ETYM French réfugié, from se réfugier to take refuge. Related to Refuge.
An exile who flees for safety.
Person fleeing from oppressive or dangerous conditions (such as political, religious, or military persecution) and seeking refuge in a foreign country. In 1995 there were an estimated 23 million refugees worldwide; their resettlement and welfare is the responsibility of the United Nations High Commission for Refugees (UNHCR). An estimated average of 10,000 people a day become refugees.
The term was originally applied to the French Huguenots who came to England after toleration of Protestantism was withdrawn with the revocation of the Edict of Nantes in 1685. Major refugee movements in 20th-century Europe include: Jews from the pogroms of Russia 1881–1914 and again after the Revolution; White Russians from the USSR after 1917; Jews from Germany and other Nazi-dominated countries 1933–45; the displaced people of World War II; and from 1991 victims of the the civil wars in Croatia and Bosnia-Herzegovina.

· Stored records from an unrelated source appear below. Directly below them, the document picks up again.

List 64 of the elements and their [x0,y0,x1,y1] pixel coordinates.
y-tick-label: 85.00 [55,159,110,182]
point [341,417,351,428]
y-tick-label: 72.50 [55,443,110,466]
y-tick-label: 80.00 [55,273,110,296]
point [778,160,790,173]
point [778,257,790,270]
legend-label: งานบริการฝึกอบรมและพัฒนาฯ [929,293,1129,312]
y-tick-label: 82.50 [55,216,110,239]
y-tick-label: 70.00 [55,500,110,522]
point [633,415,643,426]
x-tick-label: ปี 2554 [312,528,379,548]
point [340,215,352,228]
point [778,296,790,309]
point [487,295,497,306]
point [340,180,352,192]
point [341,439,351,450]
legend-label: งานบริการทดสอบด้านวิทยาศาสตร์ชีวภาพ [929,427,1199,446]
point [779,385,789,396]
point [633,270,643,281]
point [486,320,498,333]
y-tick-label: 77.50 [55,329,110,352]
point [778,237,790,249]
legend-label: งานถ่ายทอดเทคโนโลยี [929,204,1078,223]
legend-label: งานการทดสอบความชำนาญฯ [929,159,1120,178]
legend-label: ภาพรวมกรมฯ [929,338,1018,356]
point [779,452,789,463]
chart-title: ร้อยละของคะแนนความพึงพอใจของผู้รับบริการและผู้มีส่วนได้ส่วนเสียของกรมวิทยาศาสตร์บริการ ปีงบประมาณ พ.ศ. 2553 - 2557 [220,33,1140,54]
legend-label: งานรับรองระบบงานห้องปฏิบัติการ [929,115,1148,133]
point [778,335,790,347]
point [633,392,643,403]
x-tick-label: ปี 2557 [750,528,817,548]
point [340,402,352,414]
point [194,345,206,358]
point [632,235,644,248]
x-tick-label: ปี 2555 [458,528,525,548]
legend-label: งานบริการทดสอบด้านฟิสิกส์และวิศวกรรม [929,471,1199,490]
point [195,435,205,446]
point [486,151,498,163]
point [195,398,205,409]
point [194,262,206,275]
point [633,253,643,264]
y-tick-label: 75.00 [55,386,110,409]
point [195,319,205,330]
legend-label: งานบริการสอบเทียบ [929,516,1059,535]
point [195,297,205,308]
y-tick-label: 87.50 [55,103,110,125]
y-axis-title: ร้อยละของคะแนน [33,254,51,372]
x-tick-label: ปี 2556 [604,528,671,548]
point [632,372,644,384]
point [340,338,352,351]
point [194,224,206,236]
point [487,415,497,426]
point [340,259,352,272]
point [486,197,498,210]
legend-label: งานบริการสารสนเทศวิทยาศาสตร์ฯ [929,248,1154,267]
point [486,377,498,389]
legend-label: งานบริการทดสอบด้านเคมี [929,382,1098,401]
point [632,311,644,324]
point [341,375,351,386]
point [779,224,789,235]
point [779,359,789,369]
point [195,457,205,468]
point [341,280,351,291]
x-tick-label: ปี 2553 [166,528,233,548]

Many Chinese fled the mainland after the communist revolution of 1949, especially to Taiwan and Hong Kong; many Latin Americans fled from Cuba, Colombia, Brazil, Chile, Argentina, and Central America when new governments took power; and many boat people left Vietnam after the victory of the North over the South. Refugee movements created by natural disasters and famine have been widespread, most notably in Ethiopia and Sudan, where civil war has also contributed. Between 1985 and 1989 the number of refugees doubled worldwide, and the Gulf War 1991 created 1.5 million refugees, though many were later able to return to their homes.
In 1993 there were more than 7 million refugees in Asia (4 million in Iran and 1.6 million in Pakistan), 5.5 million in Africa (including 1.6 million in Malawi), 4.5 million in Europe (including 2.3 million in the former Yugoslavia), and 1.8 million in the Americas. During 1992 2.4 million refugees went back to their home countries voluntarily.
A distinction is usually made by Western nations between “political” refugees and so-called “economic” refugees, who are said to be escaping from poverty rather than persecution, particularly when the refugees come from low-income countries. The latter group often become illegal immigrants; see immigration and emigration. International law recognizes the right of the persecuted to seek asylum but does not oblige states to provide it. Only 0.17% of W Europe’s population are refugees.
Internally displaced people, who have been forced to leave their homes but not crossed their country’s borders, are not recognized as refugees; they were estimated to number at least 26 million (1995).